Sería demasiado largo relatar todo lo que sucedió a lo largo de aquellas sensuales horas de locura, aun suponiendo que pudiera recordar cada acto con sus lascivos detalles. Bastará bajar el telón con la escena final en la cual, horas más tarde, intoxicados ambos de licor y placer, volví el rostro de Monty entre mis muslos, con los cálidos labios apretados sobre mi pubis. Mi vestido, ahora desordenado y arrugado, le ocultaba a medias la cara mientras chupaba y lamía la ávida carne. Él mismo se había desvestido hacía rato y estaba completamente desnudo.
Mientras permanecía inclinado sobre mí, podía verle el pene, aún muy rígido, proyectando toda su musculosa extensión.
—¡Date media vuelta, Monty! —susurré—, ¡para que podamos hacer un sesenta y nueve!
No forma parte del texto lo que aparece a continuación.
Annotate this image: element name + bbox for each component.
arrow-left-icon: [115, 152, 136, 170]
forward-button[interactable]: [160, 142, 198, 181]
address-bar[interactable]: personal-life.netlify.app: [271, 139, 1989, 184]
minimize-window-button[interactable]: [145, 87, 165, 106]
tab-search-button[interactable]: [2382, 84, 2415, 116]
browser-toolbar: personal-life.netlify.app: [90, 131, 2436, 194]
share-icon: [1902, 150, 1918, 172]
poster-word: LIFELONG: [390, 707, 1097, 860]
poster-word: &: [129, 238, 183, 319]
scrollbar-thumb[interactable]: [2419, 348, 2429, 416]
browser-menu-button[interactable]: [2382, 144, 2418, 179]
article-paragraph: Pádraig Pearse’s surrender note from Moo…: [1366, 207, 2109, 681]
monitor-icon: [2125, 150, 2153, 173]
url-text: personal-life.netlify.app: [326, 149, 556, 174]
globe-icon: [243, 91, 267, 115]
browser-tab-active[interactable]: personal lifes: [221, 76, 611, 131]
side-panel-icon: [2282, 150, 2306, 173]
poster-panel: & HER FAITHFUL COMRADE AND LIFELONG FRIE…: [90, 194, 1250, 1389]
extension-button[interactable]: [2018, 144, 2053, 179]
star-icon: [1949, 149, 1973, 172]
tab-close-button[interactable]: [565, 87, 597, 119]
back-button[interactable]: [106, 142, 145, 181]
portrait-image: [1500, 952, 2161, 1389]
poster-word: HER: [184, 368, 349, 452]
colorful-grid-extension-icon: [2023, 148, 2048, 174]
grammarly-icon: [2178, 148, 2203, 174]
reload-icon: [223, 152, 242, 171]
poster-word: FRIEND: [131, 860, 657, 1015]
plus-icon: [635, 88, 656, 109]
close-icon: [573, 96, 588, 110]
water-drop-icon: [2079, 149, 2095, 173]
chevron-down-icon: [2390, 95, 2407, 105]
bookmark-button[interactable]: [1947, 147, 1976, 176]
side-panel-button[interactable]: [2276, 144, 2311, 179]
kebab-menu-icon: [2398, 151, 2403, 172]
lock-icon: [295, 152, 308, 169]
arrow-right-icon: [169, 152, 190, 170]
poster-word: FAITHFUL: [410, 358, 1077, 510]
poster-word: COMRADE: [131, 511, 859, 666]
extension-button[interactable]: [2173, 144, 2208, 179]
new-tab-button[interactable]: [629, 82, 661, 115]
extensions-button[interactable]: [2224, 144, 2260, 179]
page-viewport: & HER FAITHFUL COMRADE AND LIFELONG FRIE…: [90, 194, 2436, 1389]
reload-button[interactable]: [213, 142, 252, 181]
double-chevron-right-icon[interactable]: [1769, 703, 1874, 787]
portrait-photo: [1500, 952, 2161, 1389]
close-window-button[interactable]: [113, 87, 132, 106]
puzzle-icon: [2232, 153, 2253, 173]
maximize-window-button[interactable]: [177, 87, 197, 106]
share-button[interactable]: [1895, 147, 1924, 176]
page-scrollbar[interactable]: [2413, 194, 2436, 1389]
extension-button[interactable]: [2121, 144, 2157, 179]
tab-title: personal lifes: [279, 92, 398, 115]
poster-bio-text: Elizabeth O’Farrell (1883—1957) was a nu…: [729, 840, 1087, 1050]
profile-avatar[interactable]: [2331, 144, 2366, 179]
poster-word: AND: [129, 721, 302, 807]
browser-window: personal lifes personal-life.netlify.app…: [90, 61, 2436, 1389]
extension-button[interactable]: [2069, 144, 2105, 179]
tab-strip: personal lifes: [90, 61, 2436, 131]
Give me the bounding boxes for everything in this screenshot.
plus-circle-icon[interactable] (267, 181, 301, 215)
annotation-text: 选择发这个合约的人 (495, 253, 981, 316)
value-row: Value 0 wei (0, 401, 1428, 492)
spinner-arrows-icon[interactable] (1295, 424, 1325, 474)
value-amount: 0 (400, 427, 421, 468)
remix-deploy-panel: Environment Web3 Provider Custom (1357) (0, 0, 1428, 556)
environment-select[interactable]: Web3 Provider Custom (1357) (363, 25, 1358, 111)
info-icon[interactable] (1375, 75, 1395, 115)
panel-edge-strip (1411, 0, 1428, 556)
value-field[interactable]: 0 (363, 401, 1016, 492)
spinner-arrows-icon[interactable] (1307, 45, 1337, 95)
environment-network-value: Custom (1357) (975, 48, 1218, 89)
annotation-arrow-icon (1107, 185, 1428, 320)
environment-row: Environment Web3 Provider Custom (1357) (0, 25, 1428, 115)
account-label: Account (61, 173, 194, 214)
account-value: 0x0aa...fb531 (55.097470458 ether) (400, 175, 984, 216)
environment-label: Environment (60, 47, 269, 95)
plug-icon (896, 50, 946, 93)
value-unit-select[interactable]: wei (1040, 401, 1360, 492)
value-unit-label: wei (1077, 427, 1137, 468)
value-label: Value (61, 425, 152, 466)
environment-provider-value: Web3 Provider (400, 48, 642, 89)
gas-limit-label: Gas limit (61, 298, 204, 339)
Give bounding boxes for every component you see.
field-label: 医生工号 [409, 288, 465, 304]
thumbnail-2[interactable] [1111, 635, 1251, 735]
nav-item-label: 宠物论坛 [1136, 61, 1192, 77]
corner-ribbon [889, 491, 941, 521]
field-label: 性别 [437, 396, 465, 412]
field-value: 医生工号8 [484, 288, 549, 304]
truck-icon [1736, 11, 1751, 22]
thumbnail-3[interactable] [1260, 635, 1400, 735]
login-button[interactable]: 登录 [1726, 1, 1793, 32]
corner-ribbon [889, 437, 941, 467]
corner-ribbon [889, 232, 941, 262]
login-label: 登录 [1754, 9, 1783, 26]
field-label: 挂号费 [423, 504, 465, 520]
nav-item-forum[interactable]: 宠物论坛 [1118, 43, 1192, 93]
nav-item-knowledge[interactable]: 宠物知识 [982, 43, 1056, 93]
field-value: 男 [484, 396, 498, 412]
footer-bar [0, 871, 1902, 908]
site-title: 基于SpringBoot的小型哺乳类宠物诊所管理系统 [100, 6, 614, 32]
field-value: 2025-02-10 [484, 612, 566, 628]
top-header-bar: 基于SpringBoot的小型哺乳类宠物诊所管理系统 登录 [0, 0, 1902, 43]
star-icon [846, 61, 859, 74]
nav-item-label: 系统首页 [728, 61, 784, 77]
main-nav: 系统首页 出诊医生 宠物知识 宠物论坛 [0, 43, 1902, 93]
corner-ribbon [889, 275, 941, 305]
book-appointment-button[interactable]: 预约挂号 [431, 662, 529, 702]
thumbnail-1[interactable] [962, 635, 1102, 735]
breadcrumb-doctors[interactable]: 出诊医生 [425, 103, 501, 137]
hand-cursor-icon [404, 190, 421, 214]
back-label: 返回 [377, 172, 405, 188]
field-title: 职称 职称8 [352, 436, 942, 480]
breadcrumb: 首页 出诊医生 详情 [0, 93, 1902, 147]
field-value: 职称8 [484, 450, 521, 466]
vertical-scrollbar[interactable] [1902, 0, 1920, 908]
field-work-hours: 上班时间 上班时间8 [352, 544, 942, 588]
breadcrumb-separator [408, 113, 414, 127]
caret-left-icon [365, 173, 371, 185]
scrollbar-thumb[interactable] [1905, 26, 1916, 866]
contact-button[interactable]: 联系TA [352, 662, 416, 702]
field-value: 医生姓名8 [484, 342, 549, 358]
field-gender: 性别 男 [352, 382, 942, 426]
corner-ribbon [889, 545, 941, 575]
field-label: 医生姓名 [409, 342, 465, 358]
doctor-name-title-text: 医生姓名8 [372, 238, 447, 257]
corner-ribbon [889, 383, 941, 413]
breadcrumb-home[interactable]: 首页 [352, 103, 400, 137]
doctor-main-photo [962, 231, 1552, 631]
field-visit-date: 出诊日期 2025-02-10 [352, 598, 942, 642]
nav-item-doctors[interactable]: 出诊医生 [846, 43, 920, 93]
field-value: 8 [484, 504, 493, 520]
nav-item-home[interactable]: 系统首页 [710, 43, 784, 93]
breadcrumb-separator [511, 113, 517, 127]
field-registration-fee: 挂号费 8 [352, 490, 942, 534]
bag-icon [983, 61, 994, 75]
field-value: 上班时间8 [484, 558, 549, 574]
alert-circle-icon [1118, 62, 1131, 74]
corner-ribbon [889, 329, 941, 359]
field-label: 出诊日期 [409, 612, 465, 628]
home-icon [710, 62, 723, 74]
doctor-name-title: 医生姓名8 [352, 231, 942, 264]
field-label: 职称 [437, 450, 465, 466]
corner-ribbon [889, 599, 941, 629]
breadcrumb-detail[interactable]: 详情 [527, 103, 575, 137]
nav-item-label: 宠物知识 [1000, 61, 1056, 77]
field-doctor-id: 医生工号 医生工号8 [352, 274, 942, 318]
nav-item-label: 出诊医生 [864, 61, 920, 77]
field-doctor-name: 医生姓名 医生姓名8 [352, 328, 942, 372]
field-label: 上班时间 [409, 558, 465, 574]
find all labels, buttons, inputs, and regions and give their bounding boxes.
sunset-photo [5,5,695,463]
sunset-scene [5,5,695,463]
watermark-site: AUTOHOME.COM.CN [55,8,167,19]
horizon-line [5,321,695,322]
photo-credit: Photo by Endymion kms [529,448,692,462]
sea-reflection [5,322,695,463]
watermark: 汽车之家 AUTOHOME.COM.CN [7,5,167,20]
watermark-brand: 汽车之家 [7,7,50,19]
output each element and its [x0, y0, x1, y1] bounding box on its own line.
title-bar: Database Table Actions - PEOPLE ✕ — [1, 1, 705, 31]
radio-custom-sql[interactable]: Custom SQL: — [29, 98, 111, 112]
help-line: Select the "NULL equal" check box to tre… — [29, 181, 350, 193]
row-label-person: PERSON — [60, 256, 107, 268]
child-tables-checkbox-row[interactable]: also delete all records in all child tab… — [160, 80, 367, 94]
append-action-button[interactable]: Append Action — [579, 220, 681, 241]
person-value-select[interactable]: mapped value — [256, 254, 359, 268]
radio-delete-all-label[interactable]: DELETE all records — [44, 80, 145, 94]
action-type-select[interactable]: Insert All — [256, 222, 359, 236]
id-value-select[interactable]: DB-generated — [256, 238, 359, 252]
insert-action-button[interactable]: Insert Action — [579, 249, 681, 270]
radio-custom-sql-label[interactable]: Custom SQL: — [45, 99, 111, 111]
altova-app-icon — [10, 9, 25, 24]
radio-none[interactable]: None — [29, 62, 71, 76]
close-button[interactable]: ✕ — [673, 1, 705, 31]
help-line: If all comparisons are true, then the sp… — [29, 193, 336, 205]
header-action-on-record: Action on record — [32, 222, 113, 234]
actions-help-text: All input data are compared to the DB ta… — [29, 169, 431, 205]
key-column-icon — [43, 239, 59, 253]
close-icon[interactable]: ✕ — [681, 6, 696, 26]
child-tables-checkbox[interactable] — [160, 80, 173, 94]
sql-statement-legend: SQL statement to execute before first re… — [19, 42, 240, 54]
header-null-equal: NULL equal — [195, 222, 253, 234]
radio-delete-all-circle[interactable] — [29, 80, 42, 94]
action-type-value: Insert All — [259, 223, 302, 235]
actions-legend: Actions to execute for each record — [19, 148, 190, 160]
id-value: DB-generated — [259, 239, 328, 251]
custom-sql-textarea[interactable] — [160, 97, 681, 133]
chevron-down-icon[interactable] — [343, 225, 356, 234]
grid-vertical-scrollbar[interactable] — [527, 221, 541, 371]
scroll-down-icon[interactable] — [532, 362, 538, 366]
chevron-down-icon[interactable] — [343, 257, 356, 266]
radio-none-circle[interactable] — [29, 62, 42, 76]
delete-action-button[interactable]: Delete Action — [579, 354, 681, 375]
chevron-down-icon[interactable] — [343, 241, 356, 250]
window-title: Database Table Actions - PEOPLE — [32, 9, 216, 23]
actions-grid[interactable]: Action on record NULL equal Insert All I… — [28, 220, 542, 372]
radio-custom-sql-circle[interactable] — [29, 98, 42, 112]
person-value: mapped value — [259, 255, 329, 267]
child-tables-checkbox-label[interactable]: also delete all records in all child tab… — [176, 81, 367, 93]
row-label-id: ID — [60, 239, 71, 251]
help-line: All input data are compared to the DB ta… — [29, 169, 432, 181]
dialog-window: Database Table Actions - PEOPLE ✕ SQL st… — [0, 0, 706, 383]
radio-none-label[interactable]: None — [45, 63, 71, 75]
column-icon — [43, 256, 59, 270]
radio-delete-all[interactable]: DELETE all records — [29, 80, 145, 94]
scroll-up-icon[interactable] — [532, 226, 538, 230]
Cambió de posición, y al instante siguiente estaba en contacto con mis labios en un húmedo beso mientras él se arrodillaba sobre mi rostro y volvía a hundir el suyo entre mis temblorosas piernas. Mis labios formaron un apretado anillo en torno a su boca y cuello y dejaron entrar al visitante.
El extraño, indescriptible sabor volvió a llenarme la boca, despertando en mí, no desagrado ni disgusto, sino una enorme voracidad de sentir cómo borboteaba como una cálida fuente en mi boca y garganta. Tan imperiosa era la necesidad, que apenas sentía la lengua penetrante que un momento antes había evocado un tormento tan exquisito. Sólo pensaba en chupar el néctar de la carne viva que encerraban mis labios, esperando recibir sus cálidos chorros en la boca.
Me haría llegar al orgasmo aún más deprisa que cuando me lamían el clítoris. Lo presentía, lo sabía, el veneno me había invadido el alma, ése, ése era el supremo acto de voluptuoso placer, y después de eso nada me haría estremecer así. Todo lo demás sería incidental, superficial, ésa era la caricia definitiva junto a la cual todas las demás palidecían en la insignificancia.